At a public hearing on Monday, Metro officials said they will move swiftly to address concerns raised by a recent federal oversight report that painted a troubling picture of the agency, saying it awarded millions in no-bid contracts, skirted contracting rules and appeared to steer work to a preferred vendor who lacked the proper expertise.
But the transit authority’s riders and the general public aren’t the only ones demanding answers. Sen. Barbara Mikulski (D-Md.) is asking that the agency tell Congress how they plan to fix the issues that surfaced in the federal report.
In strongly worded letters (see below) to Metro chief Richard Sarles and Metro Board Chairman Tom Downs, Mikulski warns that the authority could lose federal funding if it does not change its handling of taxpayer dollars.

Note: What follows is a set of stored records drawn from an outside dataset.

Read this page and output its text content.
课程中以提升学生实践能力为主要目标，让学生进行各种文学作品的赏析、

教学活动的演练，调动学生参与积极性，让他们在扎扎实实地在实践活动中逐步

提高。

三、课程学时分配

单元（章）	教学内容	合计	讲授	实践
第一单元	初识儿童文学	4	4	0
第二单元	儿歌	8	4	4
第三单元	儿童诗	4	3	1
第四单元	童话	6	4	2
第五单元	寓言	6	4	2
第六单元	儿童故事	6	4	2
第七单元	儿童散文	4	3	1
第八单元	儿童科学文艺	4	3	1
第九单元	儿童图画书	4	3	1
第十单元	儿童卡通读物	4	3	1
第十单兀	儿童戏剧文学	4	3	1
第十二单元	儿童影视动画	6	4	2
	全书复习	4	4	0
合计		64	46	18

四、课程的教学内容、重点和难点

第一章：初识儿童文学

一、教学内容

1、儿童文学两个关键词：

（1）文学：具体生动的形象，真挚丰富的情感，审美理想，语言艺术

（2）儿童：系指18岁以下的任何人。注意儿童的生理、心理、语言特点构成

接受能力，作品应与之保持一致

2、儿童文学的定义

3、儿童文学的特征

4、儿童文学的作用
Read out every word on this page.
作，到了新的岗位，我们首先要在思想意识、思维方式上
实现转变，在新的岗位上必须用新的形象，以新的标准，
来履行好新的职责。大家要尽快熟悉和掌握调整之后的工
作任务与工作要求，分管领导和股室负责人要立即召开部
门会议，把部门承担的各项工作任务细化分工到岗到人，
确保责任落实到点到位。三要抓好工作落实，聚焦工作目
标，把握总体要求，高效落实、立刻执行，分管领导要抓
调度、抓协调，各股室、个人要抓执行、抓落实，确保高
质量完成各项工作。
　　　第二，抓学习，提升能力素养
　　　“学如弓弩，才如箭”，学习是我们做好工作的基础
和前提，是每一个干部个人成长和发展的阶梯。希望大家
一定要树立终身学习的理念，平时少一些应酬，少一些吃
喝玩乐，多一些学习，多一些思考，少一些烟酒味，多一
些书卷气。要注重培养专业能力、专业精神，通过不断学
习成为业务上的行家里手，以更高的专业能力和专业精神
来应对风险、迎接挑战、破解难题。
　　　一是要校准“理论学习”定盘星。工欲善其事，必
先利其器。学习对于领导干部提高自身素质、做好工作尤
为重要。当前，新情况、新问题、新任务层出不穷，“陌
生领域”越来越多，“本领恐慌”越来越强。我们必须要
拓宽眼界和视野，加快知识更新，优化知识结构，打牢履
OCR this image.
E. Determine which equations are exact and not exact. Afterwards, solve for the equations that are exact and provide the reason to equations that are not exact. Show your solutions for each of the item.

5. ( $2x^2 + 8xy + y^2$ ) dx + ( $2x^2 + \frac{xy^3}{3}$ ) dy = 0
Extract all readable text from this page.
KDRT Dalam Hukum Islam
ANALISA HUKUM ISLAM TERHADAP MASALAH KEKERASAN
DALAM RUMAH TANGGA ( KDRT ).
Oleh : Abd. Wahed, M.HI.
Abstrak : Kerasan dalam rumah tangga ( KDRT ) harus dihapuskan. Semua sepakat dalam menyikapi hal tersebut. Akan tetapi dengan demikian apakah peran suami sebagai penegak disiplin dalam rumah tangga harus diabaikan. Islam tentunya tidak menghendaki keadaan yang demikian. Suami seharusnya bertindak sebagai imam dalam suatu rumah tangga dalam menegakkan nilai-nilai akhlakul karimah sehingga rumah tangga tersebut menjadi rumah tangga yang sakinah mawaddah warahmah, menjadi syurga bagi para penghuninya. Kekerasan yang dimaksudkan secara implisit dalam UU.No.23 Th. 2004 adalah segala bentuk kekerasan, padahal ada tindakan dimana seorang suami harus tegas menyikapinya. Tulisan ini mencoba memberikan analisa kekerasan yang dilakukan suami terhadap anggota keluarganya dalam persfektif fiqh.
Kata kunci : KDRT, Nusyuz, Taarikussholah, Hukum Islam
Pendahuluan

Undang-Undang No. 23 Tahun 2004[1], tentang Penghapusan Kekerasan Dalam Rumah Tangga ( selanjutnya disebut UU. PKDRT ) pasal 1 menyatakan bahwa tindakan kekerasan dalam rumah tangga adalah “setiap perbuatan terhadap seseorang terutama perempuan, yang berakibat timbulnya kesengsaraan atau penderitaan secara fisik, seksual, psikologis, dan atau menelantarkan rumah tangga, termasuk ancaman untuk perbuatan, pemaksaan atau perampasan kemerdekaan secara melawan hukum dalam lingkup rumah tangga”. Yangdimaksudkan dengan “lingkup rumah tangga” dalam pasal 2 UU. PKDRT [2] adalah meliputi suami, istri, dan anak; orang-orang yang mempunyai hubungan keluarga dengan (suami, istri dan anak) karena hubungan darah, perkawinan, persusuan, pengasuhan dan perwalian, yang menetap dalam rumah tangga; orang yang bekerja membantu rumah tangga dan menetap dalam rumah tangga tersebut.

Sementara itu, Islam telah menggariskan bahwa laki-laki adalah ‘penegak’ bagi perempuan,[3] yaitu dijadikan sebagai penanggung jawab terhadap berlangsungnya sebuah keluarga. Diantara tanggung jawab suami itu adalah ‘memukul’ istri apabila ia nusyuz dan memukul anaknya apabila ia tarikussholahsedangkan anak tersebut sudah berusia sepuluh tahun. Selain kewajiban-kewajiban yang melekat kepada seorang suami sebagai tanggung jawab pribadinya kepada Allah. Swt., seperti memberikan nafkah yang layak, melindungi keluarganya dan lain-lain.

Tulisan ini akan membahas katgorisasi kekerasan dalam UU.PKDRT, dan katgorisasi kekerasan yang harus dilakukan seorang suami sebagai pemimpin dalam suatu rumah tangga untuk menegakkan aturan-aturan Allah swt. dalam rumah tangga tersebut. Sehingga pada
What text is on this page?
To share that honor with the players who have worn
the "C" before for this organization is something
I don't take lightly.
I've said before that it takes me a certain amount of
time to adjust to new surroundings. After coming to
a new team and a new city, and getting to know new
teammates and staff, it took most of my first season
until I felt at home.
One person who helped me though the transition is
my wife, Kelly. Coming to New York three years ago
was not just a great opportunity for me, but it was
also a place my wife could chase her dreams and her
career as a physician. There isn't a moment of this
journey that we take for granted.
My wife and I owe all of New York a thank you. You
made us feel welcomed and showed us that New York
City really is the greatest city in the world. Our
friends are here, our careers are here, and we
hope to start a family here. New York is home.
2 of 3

“You need to know that future dedicated funding for Metro is in real jeopardy,” Mikulski wrote.
That is no idle threat. Federal funds make up almost $500 million of Metro’s overall $3 billion budget, including nearly half the money it spends annually on projects to expand and upgrade its rail system, the second-largest municipal system in the country.
“Metro must not only respond to the FTA’s audit but it must provide answers to Congress,” Mikulski continued. “I want to know your plan to correct these problems. What procedures and protocols are you going to implement? What is the timetable for implementation? How will you make sure these new reforms are adhered to moving forward?”
During a public hearing held Monday, Sarles said the authority agreed with the recommendations offered in the report. But he blamed the shortcomings in the authority’s financial management systems on a previous administration, saying it left the agency in a state of near dysfunction. He said while he had been in his job for two years by the time the audit was completed, most of his energies were focused on infrastructure problems and safety issues, particularly failings cited in a federal report following a 2009 train crash on the Red Line that killed nine people.
Mikulski has been a staunch supporter of federal funding for the Metro system, but she has also been among the authority’s harshest critics.